Fortunate was it for Grindall that no ventriloquist added to the alarm;
for in those days Mr. Page could have made all these cloaks speak
whatever language he pleased, and thus the unhappy Grindall might have
suffered an ignominious fate under the statute of James the First against
witchcraft and sorcery. But the event soon showed there was no evil
spirit concealed in these cloaks; and if I may hazard an opinion at this
late day, I would account for all in a natural way. There was, no doubt,
daily, a strange appearance in each cloak previous to its leaving the body
of Grindall. It might tremble, and not only seem to, but really flutter
about his body; this simple circumstance, even in the present enlightened
times, would immediately grow into the marvellous. All these
strange appearances might arise from the bounding heart of Grindall.
Every cloak that he gave away expanded his heart; it beat high with the
joyful assurance that, when all his cloaks had left him, he should become
a proper man. Hence the agitation of his heart caused him and his
whole establishment to tremble; and the supposed thunder was only the
throbbing of his heart. Greater mistakes than this have been made down
east, near Boston, where the good people of a certain town on the sea
coast lived a whole century, after the settlement of the country, on shags,
mistaking them for wild geese.
However the truth might be respecting this affair of the cloaks, one
thing is certain; it was near proving fatal to Grindall; for many of those
who came to receive a cloak in charity, when they saw its tumultuous
quaking, declined receiving one, through fear of catching the palsy.
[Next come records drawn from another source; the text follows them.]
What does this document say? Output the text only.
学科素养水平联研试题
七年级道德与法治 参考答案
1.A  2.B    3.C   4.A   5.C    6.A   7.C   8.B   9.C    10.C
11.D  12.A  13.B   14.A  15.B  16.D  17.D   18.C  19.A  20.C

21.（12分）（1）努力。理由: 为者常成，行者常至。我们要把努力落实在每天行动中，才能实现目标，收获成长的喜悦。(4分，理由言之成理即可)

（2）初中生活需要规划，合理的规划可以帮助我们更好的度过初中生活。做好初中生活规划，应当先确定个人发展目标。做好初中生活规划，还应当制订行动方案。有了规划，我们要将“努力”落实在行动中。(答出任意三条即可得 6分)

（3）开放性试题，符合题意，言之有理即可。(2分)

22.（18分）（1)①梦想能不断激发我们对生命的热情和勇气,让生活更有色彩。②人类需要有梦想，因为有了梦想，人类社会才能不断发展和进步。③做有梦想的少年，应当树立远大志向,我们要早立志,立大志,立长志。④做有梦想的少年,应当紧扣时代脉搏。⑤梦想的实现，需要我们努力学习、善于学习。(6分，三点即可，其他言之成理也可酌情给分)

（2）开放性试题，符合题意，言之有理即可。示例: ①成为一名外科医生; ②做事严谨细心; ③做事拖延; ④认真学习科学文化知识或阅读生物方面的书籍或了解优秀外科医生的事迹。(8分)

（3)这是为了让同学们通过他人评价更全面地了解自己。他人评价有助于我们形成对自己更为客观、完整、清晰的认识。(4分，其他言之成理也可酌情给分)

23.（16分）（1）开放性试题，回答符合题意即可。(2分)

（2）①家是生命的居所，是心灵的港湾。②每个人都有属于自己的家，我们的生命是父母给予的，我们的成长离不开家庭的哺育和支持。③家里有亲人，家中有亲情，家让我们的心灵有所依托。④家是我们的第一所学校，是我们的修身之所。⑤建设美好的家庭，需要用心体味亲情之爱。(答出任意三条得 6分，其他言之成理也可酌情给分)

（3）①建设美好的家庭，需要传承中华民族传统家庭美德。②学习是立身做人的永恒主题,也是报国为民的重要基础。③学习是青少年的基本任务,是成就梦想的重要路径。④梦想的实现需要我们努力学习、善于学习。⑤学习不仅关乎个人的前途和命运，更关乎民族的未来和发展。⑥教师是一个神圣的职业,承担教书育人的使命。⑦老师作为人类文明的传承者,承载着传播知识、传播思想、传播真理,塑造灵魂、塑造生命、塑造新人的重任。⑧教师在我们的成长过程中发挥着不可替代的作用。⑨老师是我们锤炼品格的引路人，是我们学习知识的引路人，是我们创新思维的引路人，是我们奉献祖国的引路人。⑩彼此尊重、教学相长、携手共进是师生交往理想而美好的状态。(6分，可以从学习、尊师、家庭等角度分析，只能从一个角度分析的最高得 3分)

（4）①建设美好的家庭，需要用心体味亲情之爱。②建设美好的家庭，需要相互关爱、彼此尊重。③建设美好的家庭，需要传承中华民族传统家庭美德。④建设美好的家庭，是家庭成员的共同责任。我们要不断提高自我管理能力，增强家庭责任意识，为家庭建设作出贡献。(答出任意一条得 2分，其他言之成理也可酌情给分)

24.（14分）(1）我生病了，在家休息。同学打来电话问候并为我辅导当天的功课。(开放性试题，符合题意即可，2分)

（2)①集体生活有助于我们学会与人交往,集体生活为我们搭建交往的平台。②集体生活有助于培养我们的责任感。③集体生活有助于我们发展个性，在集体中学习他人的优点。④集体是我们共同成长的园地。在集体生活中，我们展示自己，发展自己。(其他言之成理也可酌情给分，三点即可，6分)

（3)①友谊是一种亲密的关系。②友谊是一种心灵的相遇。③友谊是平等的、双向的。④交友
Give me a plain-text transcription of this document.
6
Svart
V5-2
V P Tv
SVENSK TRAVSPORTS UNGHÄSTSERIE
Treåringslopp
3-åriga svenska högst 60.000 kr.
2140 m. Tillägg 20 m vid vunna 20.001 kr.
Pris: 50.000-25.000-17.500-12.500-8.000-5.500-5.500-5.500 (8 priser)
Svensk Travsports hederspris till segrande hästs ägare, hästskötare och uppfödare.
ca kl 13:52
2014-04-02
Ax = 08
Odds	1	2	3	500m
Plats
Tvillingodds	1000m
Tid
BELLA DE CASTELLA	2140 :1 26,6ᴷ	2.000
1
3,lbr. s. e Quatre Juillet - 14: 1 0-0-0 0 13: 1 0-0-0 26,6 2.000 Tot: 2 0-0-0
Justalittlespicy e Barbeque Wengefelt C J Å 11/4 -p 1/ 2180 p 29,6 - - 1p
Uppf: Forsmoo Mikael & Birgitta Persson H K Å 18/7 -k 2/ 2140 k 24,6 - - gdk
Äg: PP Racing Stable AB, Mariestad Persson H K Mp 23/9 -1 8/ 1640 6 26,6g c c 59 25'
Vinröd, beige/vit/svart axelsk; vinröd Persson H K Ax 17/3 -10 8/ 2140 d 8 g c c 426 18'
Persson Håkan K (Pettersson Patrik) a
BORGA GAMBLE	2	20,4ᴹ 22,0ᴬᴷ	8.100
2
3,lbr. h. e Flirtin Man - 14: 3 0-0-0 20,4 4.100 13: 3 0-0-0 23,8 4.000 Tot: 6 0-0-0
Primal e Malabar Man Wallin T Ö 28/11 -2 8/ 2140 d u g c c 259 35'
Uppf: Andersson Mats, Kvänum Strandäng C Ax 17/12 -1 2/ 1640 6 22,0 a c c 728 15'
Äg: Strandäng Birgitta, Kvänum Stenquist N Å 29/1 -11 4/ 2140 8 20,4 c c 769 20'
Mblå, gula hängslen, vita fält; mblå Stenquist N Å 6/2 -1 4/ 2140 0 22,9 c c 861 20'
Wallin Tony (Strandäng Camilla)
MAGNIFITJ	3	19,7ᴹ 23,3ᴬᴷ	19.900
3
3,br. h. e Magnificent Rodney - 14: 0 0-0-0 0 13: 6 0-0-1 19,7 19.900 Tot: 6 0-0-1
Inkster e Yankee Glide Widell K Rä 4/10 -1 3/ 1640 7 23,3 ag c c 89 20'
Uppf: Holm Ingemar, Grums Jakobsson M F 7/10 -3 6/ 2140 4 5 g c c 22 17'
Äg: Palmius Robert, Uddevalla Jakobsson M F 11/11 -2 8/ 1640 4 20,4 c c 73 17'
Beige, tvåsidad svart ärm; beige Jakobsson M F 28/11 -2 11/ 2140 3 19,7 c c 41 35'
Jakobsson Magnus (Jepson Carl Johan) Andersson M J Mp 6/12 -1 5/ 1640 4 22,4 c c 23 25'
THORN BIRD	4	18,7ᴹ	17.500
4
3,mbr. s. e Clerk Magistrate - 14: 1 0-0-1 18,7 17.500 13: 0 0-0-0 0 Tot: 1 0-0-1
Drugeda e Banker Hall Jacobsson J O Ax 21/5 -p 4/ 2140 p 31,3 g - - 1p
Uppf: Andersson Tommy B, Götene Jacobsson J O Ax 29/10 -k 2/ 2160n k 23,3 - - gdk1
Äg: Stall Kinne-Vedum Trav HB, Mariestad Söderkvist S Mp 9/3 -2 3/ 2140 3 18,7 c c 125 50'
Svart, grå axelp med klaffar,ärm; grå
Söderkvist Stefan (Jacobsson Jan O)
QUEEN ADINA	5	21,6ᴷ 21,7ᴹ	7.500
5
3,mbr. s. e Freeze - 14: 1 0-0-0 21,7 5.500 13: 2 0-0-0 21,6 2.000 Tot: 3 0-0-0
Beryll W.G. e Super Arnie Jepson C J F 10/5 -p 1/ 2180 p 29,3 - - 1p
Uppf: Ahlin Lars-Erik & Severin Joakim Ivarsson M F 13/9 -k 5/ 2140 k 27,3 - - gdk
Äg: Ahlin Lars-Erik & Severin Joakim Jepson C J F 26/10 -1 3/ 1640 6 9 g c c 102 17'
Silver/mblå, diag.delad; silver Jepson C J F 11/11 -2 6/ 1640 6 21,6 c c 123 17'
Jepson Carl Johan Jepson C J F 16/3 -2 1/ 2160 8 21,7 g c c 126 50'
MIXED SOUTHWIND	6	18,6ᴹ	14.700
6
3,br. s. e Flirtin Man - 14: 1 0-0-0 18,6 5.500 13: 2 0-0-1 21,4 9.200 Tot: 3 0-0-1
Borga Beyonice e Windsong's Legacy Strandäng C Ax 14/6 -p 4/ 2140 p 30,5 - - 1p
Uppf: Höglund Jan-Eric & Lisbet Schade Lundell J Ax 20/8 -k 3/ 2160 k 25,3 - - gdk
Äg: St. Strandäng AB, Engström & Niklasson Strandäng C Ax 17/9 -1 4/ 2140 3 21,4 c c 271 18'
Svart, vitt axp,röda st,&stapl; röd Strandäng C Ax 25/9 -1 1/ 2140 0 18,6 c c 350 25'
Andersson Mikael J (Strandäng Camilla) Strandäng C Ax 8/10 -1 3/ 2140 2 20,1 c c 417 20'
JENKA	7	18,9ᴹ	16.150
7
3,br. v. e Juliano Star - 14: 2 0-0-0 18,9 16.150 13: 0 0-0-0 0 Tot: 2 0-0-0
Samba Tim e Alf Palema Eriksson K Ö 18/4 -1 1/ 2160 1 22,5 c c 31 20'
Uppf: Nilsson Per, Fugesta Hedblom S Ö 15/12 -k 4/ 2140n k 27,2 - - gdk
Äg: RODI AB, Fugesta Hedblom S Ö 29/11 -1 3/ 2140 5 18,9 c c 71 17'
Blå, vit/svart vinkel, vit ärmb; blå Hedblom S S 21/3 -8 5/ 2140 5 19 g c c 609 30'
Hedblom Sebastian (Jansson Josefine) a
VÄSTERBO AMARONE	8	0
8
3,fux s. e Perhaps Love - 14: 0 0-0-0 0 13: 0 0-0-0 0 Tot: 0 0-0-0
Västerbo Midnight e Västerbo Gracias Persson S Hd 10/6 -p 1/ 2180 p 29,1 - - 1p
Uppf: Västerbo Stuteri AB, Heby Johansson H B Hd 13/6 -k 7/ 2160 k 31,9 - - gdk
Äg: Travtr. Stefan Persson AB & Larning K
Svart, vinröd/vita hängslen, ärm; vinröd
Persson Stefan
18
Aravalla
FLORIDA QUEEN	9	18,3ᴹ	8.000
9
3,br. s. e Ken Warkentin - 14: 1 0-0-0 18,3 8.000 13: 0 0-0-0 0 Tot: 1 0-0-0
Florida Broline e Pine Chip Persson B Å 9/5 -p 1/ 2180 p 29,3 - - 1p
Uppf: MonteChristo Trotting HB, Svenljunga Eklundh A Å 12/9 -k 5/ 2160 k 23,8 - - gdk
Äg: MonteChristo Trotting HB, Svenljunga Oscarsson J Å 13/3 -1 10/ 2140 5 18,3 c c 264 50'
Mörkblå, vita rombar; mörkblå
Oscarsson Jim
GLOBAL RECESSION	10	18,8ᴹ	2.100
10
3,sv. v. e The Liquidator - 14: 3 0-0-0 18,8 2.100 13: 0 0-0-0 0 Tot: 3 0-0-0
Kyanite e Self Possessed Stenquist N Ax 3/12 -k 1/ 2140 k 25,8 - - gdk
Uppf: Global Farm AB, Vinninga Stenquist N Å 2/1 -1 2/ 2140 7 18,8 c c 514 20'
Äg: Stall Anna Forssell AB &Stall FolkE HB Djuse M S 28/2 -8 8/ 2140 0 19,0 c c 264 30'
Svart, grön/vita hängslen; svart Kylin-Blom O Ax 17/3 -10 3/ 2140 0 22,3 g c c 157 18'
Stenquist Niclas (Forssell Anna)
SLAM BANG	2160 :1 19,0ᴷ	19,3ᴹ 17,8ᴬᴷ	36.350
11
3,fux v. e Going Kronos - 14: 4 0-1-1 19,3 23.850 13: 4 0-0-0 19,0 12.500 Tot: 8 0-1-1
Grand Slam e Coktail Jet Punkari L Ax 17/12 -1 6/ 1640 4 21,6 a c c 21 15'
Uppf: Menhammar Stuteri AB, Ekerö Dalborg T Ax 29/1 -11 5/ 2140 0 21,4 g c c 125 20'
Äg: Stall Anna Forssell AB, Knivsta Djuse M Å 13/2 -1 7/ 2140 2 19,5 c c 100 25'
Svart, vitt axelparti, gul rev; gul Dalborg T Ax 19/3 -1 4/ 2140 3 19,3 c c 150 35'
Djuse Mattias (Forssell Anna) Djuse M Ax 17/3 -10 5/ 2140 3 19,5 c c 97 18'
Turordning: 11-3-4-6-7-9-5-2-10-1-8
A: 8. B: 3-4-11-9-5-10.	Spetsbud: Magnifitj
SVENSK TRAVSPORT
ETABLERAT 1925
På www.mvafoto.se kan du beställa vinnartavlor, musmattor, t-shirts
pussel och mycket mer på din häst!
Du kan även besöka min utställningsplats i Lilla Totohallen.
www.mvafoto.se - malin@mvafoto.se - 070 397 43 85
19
But
after a little while, when they saw these cloaks lie so quiet when cast off
from Grindall, and perfectly harmless to the wearer, the few remaining
cloaks became popular, although the last of them crankled the most and
danced the longest.
The Canadian traveller, on his return, remembered his promise, and
stopped to greet Grindall, who had just shaken off his last cloak. Grindall
regarded him with a feeling of awful respect. He stood silent; but
the traveller heard Grindall's heart speak. "Your looks, Mr. Grindall,
have told me all; you have found the remedy. You now know how to
keep yourself warm in the coldest weather. But in order to keep yourself
constantly warm, you must keep a constantly warm heart. None of
your sudden impulses, warm to-day and cold to-morrow. Most men are
governed by impulses, and they endeavor to offset against habitual
coldness, a single warm impulse. There is little merit in that. The
rattlesnake is still poisonous, although it may show you many golden
specks scattered over its back. In short, Mr. Grindall, if you desire
never to want another cloak, keep a warm heart; and if you are subject
to cold feet in winter, marry a worthy woman." Grindall followed this
advice; and before he died, became a proverb. "As good as old
Grindall," is still current west of the Green Mountains.